高校1年生から大学4年生までの間、高専で学生時代を過ごした。高専とは、高校生の頃から理系の専門分野を学ぶ少し特殊な学校で、特に「ものづくり」が盛んな学校だ。僕は、その中でも情報系、いわゆるITを学ぶ学科に所属していた。


7年も高専にいたものだから、僕は多少なり「ものづくり」に向き合った学生生活をおくっていた。しかし、それなりにやってみて気づいたのは、「ものづくり」が苦手ということだった。小学生のころから手先が不器用なことは分かっていたが、大学生になってもそれは変わらなかった。インパクトドライバーで木材にねじを打つのも、3mmくらいの小さなLEDを基盤にはんだ付けするのもうまく出来なかった。


とはいえ、子供のころからそれは知っていたので、キーボードを打ってプログラミングすれば、手先が不器用でも「ものづくり」ができる情報系の学科を選んだ。しかし、いざ学び始めるとプログラミングにも、そんなに興味を持てない自分がいた。分からないから嫌いなわけではなく、何かやってみようという気持ちが起こらなかった。高専入学して4年くらいは、自分は「ものづくり」が得意じゃないことに、コンプレックスを持っていた。

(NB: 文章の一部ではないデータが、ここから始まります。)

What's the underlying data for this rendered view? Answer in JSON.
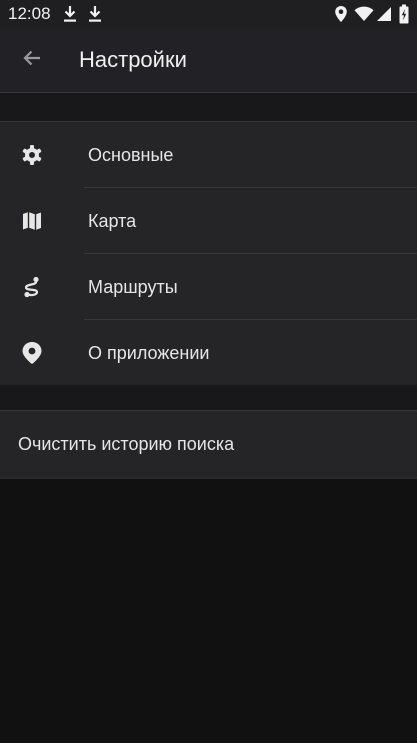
{
  "status_bar": {
    "time": "12:08",
    "icons": [
      "download-icon",
      "download-icon",
      "location-icon",
      "wifi-icon",
      "signal-icon",
      "battery-charging-icon"
    ]
  },
  "header": {
    "back_icon": "arrow-left-icon",
    "title": "Настройки"
  },
  "menu": {
    "items": [
      {
        "label": "Основные",
        "icon": "gear-icon"
      },
      {
        "label": "Карта",
        "icon": "map-icon"
      },
      {
        "label": "Маршруты",
        "icon": "route-icon"
      },
      {
        "label": "О приложении",
        "icon": "map-pin-icon"
      }
    ]
  },
  "actions": {
    "clear_history_label": "Очистить историю поиска"
  },
  "colors": {
    "background": "#111112",
    "surface": "#252528",
    "app_bar": "#222226",
    "text": "#e6e6e6",
    "divider": "#38383c"
  }
}
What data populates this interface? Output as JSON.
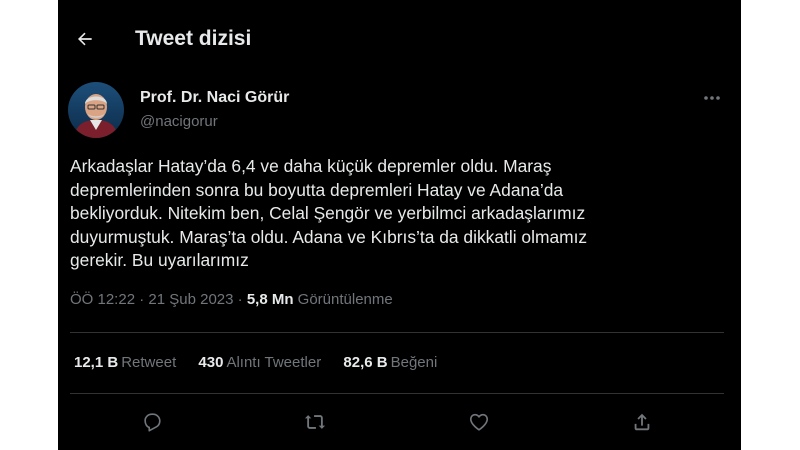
{
  "header": {
    "title": "Tweet dizisi",
    "back_icon": "arrow-left-icon"
  },
  "author": {
    "name": "Prof. Dr. Naci Görür",
    "handle": "@nacigorur",
    "more_icon": "more-dots-icon"
  },
  "tweet": {
    "lines": [
      "Arkadaşlar Hatay’da 6,4 ve daha küçük depremler oldu. Maraş",
      "depremlerinden sonra bu boyutta depremleri Hatay ve Adana’da",
      "bekliyorduk. Nitekim ben, Celal Şengör ve yerbilmci arkadaşlarımız",
      "duyurmuştuk. Maraş’ta oldu. Adana ve Kıbrıs’ta da dikkatli olmamız",
      "gerekir. Bu uyarılarımız"
    ],
    "time": "ÖÖ 12:22",
    "date": "21 Şub 2023",
    "separator": "·",
    "views_count": "5,8 Mn",
    "views_label": "Görüntülenme"
  },
  "stats": {
    "retweets_count": "12,1 B",
    "retweets_label": "Retweet",
    "quotes_count": "430",
    "quotes_label": "Alıntı Tweetler",
    "likes_count": "82,6 B",
    "likes_label": "Beğeni"
  },
  "actions": [
    {
      "icon": "reply-icon"
    },
    {
      "icon": "retweet-icon"
    },
    {
      "icon": "like-icon"
    },
    {
      "icon": "share-icon"
    }
  ],
  "colors": {
    "background": "#000000",
    "text": "#e7e9ea",
    "secondary_text": "#71767b",
    "divider": "#2f3336"
  }
}
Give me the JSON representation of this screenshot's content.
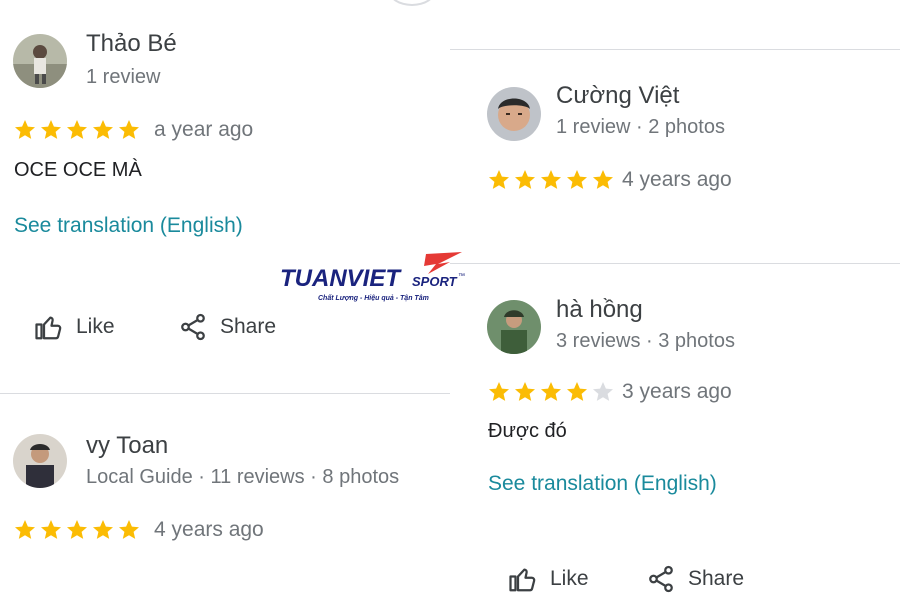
{
  "reviews": [
    {
      "name": "Thảo Bé",
      "meta": "1 review",
      "rating": 5,
      "time": "a year ago",
      "text": "OCE OCE MÀ",
      "translate": "See translation (English)",
      "like": "Like",
      "share": "Share"
    },
    {
      "name": "vy Toan",
      "meta": "Local Guide · 11 reviews · 8 photos",
      "rating": 5,
      "time": "4 years ago"
    },
    {
      "name": "Cường Việt",
      "meta": "1 review · 2 photos",
      "rating": 5,
      "time": "4 years ago"
    },
    {
      "name": "hà hồng",
      "meta": "3 reviews · 3 photos",
      "rating": 4,
      "time": "3 years ago",
      "text": "Được đó",
      "translate": "See translation (English)",
      "like": "Like",
      "share": "Share"
    }
  ],
  "watermark": {
    "brand": "TUANVIET",
    "brand_suffix": "SPORT",
    "tm": "™",
    "tagline": "Chất Lượng - Hiệu quả - Tận Tâm"
  },
  "colors": {
    "star_filled": "#fbbc04",
    "star_empty": "#dadce0",
    "link": "#1a8a9c",
    "brand_red": "#e53935",
    "brand_navy": "#1a237e"
  },
  "icons": {
    "like": "thumbs-up-icon",
    "share": "share-icon"
  }
}
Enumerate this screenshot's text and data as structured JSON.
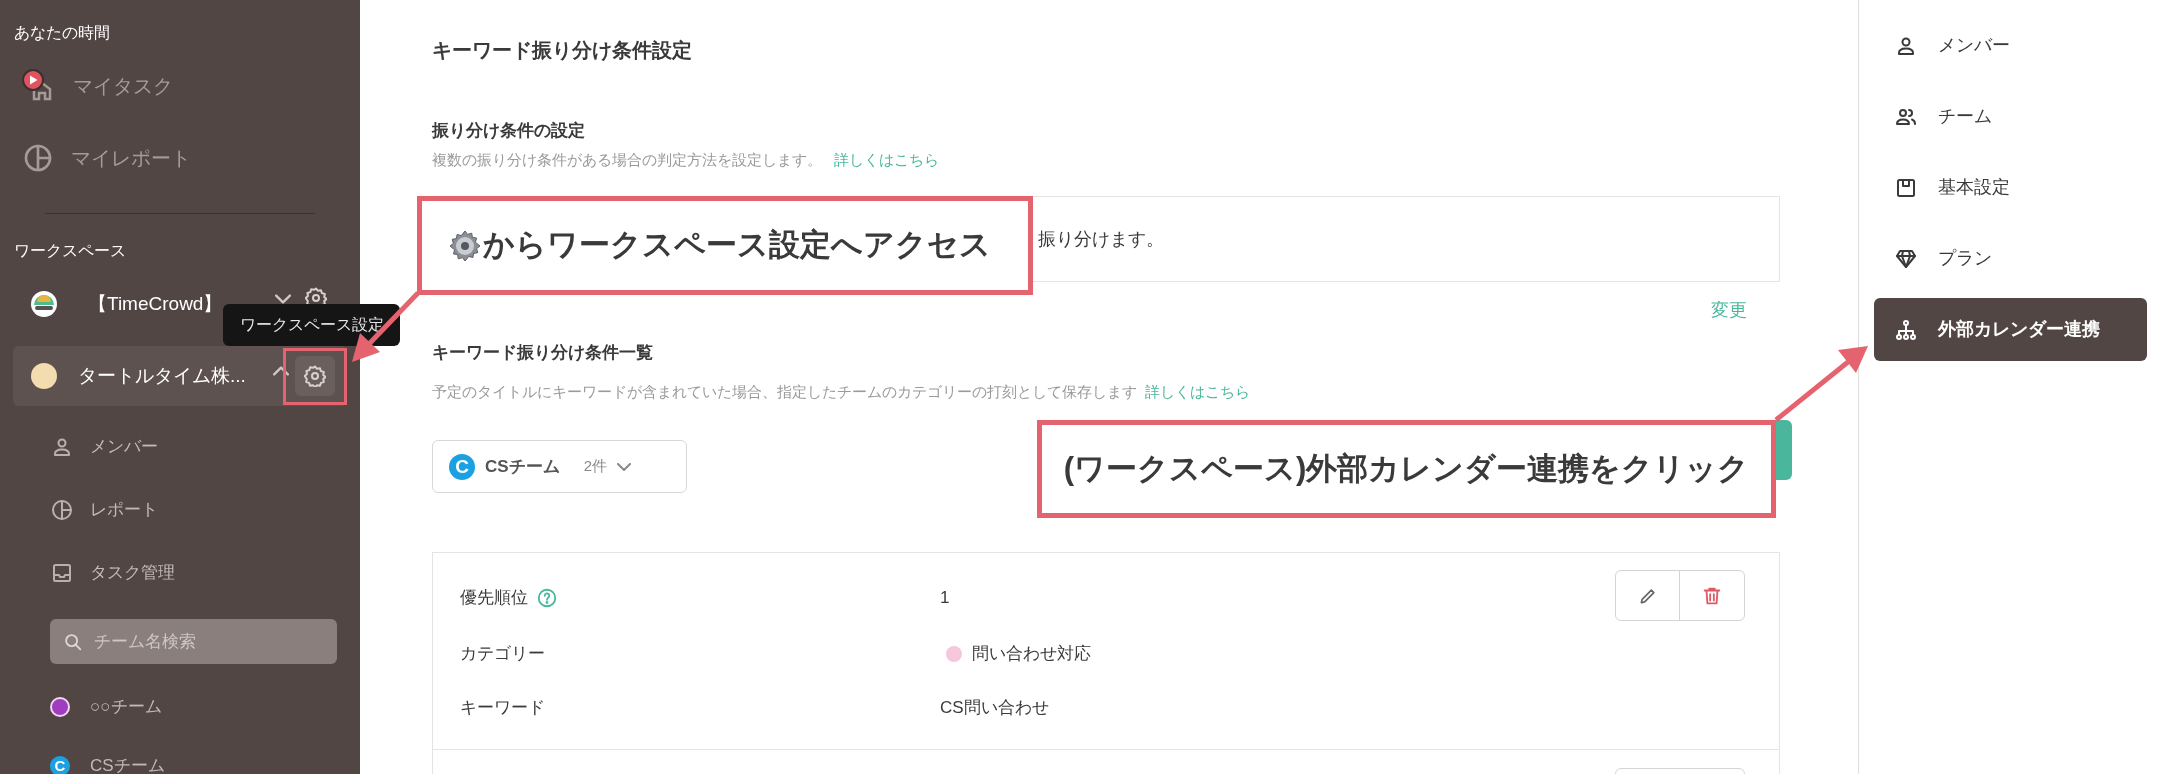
{
  "sidebar": {
    "personal_heading": "あなたの時間",
    "personal_items": [
      {
        "label": "マイタスク"
      },
      {
        "label": "マイレポート"
      }
    ],
    "workspace_heading": "ワークスペース",
    "workspaces": [
      {
        "name": "【TimeCrowd】",
        "selected": false,
        "expanded": false
      },
      {
        "name": "タートルタイム株...",
        "selected": true,
        "expanded": true
      }
    ],
    "workspace_menu": [
      {
        "label": "メンバー"
      },
      {
        "label": "レポート"
      },
      {
        "label": "タスク管理"
      }
    ],
    "team_search": {
      "placeholder": "チーム名検索"
    },
    "teams": [
      {
        "name": "○○チーム",
        "color": "#a23cbf"
      },
      {
        "name": "CSチーム",
        "color": "#1ba1e2",
        "initial": "C"
      }
    ]
  },
  "tooltip": "ワークスペース設定",
  "main": {
    "title": "キーワード振り分け条件設定",
    "distribution": {
      "heading": "振り分け条件の設定",
      "description": "複数の振り分け条件がある場合の判定方法を設定します。",
      "link": "詳しくはこちら",
      "rule_text": "振り分けます。",
      "change_link": "変更"
    },
    "keyword_list": {
      "heading": "キーワード振り分け条件一覧",
      "description": "予定のタイトルにキーワードが含まれていた場合、指定したチームのカテゴリーの打刻として保存します",
      "link": "詳しくはこちら",
      "team_filter": {
        "team": "CSチーム",
        "initial": "C",
        "color": "#1ba1e2",
        "count": "2件"
      },
      "rules": [
        {
          "priority_label": "優先順位",
          "priority": "1",
          "category_label": "カテゴリー",
          "category": "問い合わせ対応",
          "color": "#f6c6da",
          "keyword_label": "キーワード",
          "keyword": "CS問い合わせ"
        }
      ]
    }
  },
  "settings_nav": [
    {
      "label": "メンバー",
      "selected": false
    },
    {
      "label": "チーム",
      "selected": false
    },
    {
      "label": "基本設定",
      "selected": false
    },
    {
      "label": "プラン",
      "selected": false
    },
    {
      "label": "外部カレンダー連携",
      "selected": true
    }
  ],
  "annotations": [
    {
      "text": "からワークスペース設定へアクセス"
    },
    {
      "text": "(ワークスペース)外部カレンダー連携をクリック"
    }
  ]
}
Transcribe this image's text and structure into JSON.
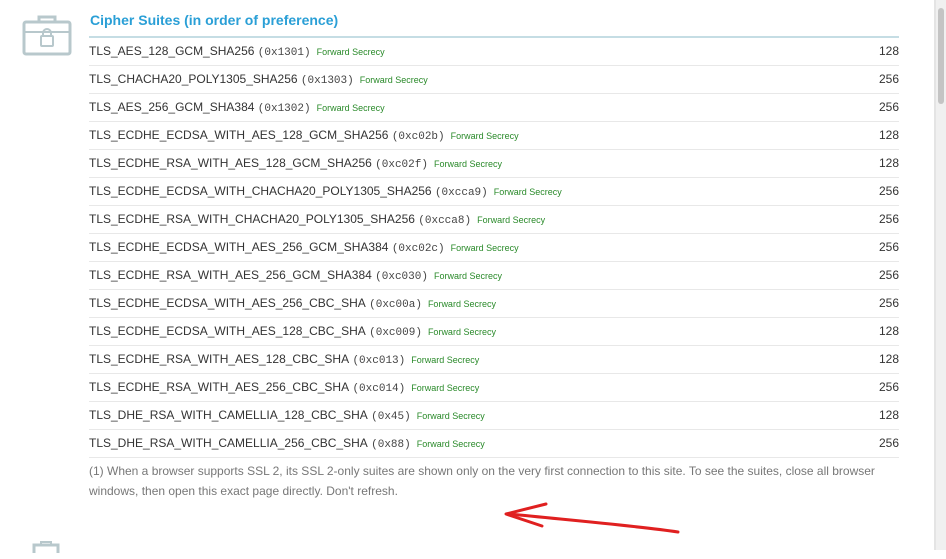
{
  "section": {
    "title": "Cipher Suites (in order of preference)",
    "icon": "locked-briefcase-icon"
  },
  "suites": [
    {
      "name": "TLS_AES_128_GCM_SHA256",
      "code": "(0x1301)",
      "tag": "Forward Secrecy",
      "bits": "128"
    },
    {
      "name": "TLS_CHACHA20_POLY1305_SHA256",
      "code": "(0x1303)",
      "tag": "Forward Secrecy",
      "bits": "256"
    },
    {
      "name": "TLS_AES_256_GCM_SHA384",
      "code": "(0x1302)",
      "tag": "Forward Secrecy",
      "bits": "256"
    },
    {
      "name": "TLS_ECDHE_ECDSA_WITH_AES_128_GCM_SHA256",
      "code": "(0xc02b)",
      "tag": "Forward Secrecy",
      "bits": "128"
    },
    {
      "name": "TLS_ECDHE_RSA_WITH_AES_128_GCM_SHA256",
      "code": "(0xc02f)",
      "tag": "Forward Secrecy",
      "bits": "128"
    },
    {
      "name": "TLS_ECDHE_ECDSA_WITH_CHACHA20_POLY1305_SHA256",
      "code": "(0xcca9)",
      "tag": "Forward Secrecy",
      "bits": "256"
    },
    {
      "name": "TLS_ECDHE_RSA_WITH_CHACHA20_POLY1305_SHA256",
      "code": "(0xcca8)",
      "tag": "Forward Secrecy",
      "bits": "256"
    },
    {
      "name": "TLS_ECDHE_ECDSA_WITH_AES_256_GCM_SHA384",
      "code": "(0xc02c)",
      "tag": "Forward Secrecy",
      "bits": "256"
    },
    {
      "name": "TLS_ECDHE_RSA_WITH_AES_256_GCM_SHA384",
      "code": "(0xc030)",
      "tag": "Forward Secrecy",
      "bits": "256"
    },
    {
      "name": "TLS_ECDHE_ECDSA_WITH_AES_256_CBC_SHA",
      "code": "(0xc00a)",
      "tag": "Forward Secrecy",
      "bits": "256"
    },
    {
      "name": "TLS_ECDHE_ECDSA_WITH_AES_128_CBC_SHA",
      "code": "(0xc009)",
      "tag": "Forward Secrecy",
      "bits": "128"
    },
    {
      "name": "TLS_ECDHE_RSA_WITH_AES_128_CBC_SHA",
      "code": "(0xc013)",
      "tag": "Forward Secrecy",
      "bits": "128"
    },
    {
      "name": "TLS_ECDHE_RSA_WITH_AES_256_CBC_SHA",
      "code": "(0xc014)",
      "tag": "Forward Secrecy",
      "bits": "256"
    },
    {
      "name": "TLS_DHE_RSA_WITH_CAMELLIA_128_CBC_SHA",
      "code": "(0x45)",
      "tag": "Forward Secrecy",
      "bits": "128"
    },
    {
      "name": "TLS_DHE_RSA_WITH_CAMELLIA_256_CBC_SHA",
      "code": "(0x88)",
      "tag": "Forward Secrecy",
      "bits": "256"
    }
  ],
  "footnote": "(1) When a browser supports SSL 2, its SSL 2-only suites are shown only on the very first connection to this site. To see the suites, close all browser windows, then open this exact page directly. Don't refresh.",
  "annotation": {
    "arrow_color": "#e02020"
  },
  "colors": {
    "accent": "#2a9fd6",
    "forward_secrecy": "#2a8a2a",
    "icon": "#b8c8cc"
  }
}
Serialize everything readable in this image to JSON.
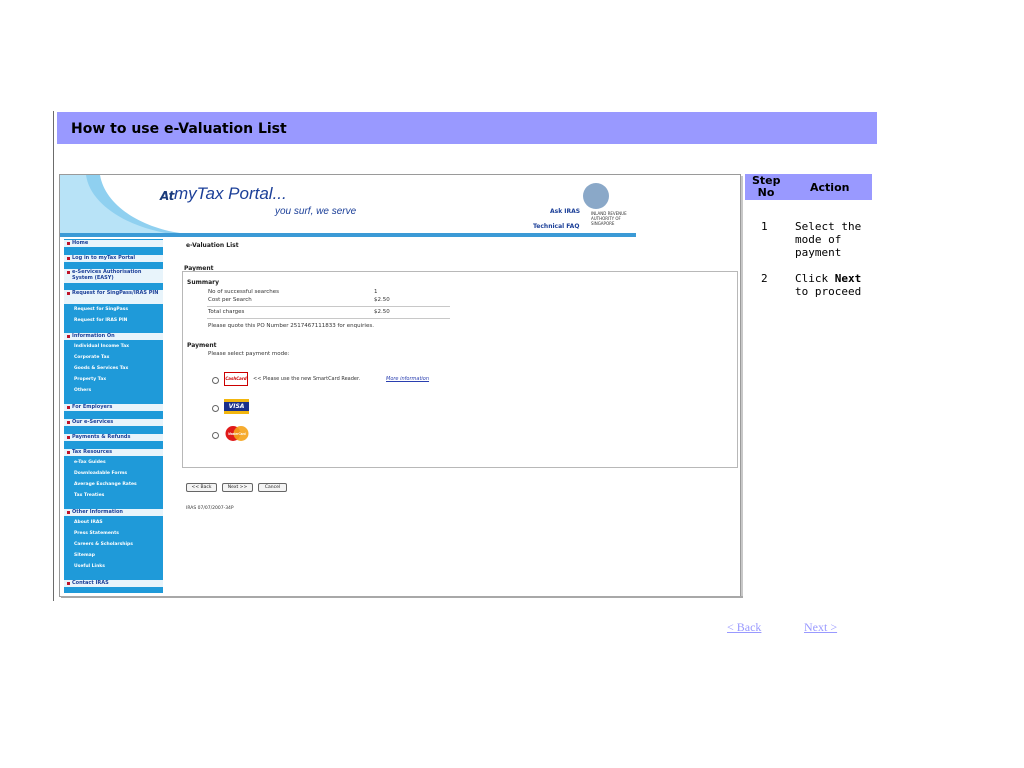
{
  "title": "How to use e-Valuation List",
  "portal": {
    "at": "At",
    "name": "myTax Portal...",
    "tagline": "you surf, we serve",
    "ask_iras": "Ask IRAS",
    "technical_faq": "Technical FAQ",
    "iras_name": "INLAND REVENUE AUTHORITY OF SINGAPORE"
  },
  "sidebar": {
    "home": "Home",
    "login": "Log in to myTax Portal",
    "easy": "e-Services Authorisation System (EASY)",
    "request_pin": "Request for SingPass/IRAS PIN",
    "request_pin_items": [
      "Request for SingPass",
      "Request for IRAS PIN"
    ],
    "information_on": "Information On",
    "information_items": [
      "Individual Income Tax",
      "Corporate Tax",
      "Goods & Services Tax",
      "Property Tax",
      "Others"
    ],
    "for_employers": "For Employers",
    "our_eservices": "Our e-Services",
    "payments_refunds": "Payments & Refunds",
    "tax_resources": "Tax Resources",
    "tax_resources_items": [
      "e-Tax Guides",
      "Downloadable Forms",
      "Average Exchange Rates",
      "Tax Treaties"
    ],
    "other_information": "Other Information",
    "other_items": [
      "About IRAS",
      "Press Statements",
      "Careers & Scholarships",
      "Sitemap",
      "Useful Links"
    ],
    "contact": "Contact IRAS"
  },
  "content": {
    "page_heading": "e-Valuation List",
    "section_payment": "Payment",
    "summary_heading": "Summary",
    "rows": [
      {
        "label": "No of successful searches",
        "value": "1"
      },
      {
        "label": "Cost per Search",
        "value": "$2.50"
      },
      {
        "label": "Total charges",
        "value": "$2.50"
      }
    ],
    "po_note": "Please quote this PO Number 2517467111833 for enquiries.",
    "payment_heading": "Payment",
    "select_mode": "Please select payment mode:",
    "cashcard_note": "<< Please use the new SmartCard Reader.",
    "more_info": "More information",
    "cashcard_label": "CashCard",
    "visa_label": "VISA",
    "mastercard_label": "MasterCard",
    "buttons": {
      "back": "<< Back",
      "next": "Next >>",
      "cancel": "Cancel"
    },
    "footer_code": "IRAS 07/07/2007-34P"
  },
  "steps": {
    "col_step": "Step No",
    "col_action": "Action",
    "rows": [
      {
        "no": "1",
        "action_lines": [
          "Select the",
          "mode of",
          "payment"
        ]
      },
      {
        "no": "2",
        "action_pre": "Click ",
        "action_bold": "Next",
        "action_post": "to proceed"
      }
    ]
  },
  "nav": {
    "back": "< Back",
    "next": "Next >"
  },
  "colors": {
    "accent": "#9999ff",
    "sidebar": "#1f9ad9",
    "portal_blue": "#1b3f98"
  }
}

しかし、そんな僕にも得意な「ものづくり」が出来た。それは、資料や企画作りだ。きっかけは、高専5年生になって研究をやり始め、その発表資料を作っている時だった。どうやったら自分の研究を、人に上手く伝えられるか。これを考えながらの資料づくりが、かなり楽しかったのだ。そして、それをもっと発展させたのが企画づくりだ。自分がどこを目指していて、どういう方法をとるのかといったことを、企画という一つのまとまった形にする。これらを作ることに目覚めた時、高専の中での自分の立ち位置が確立して、コンプレックスを少し解消した。


僕が得意とする「ものづくり」は、高専の中では決してストレートではないと思う。しかし僕自身は、色々なことに手を出した結果、見出した自分のスキルを、それなりに気にいっている。自分のスキルが、居心地のいい所に落ち着くのは、それだけでいいものだと思う。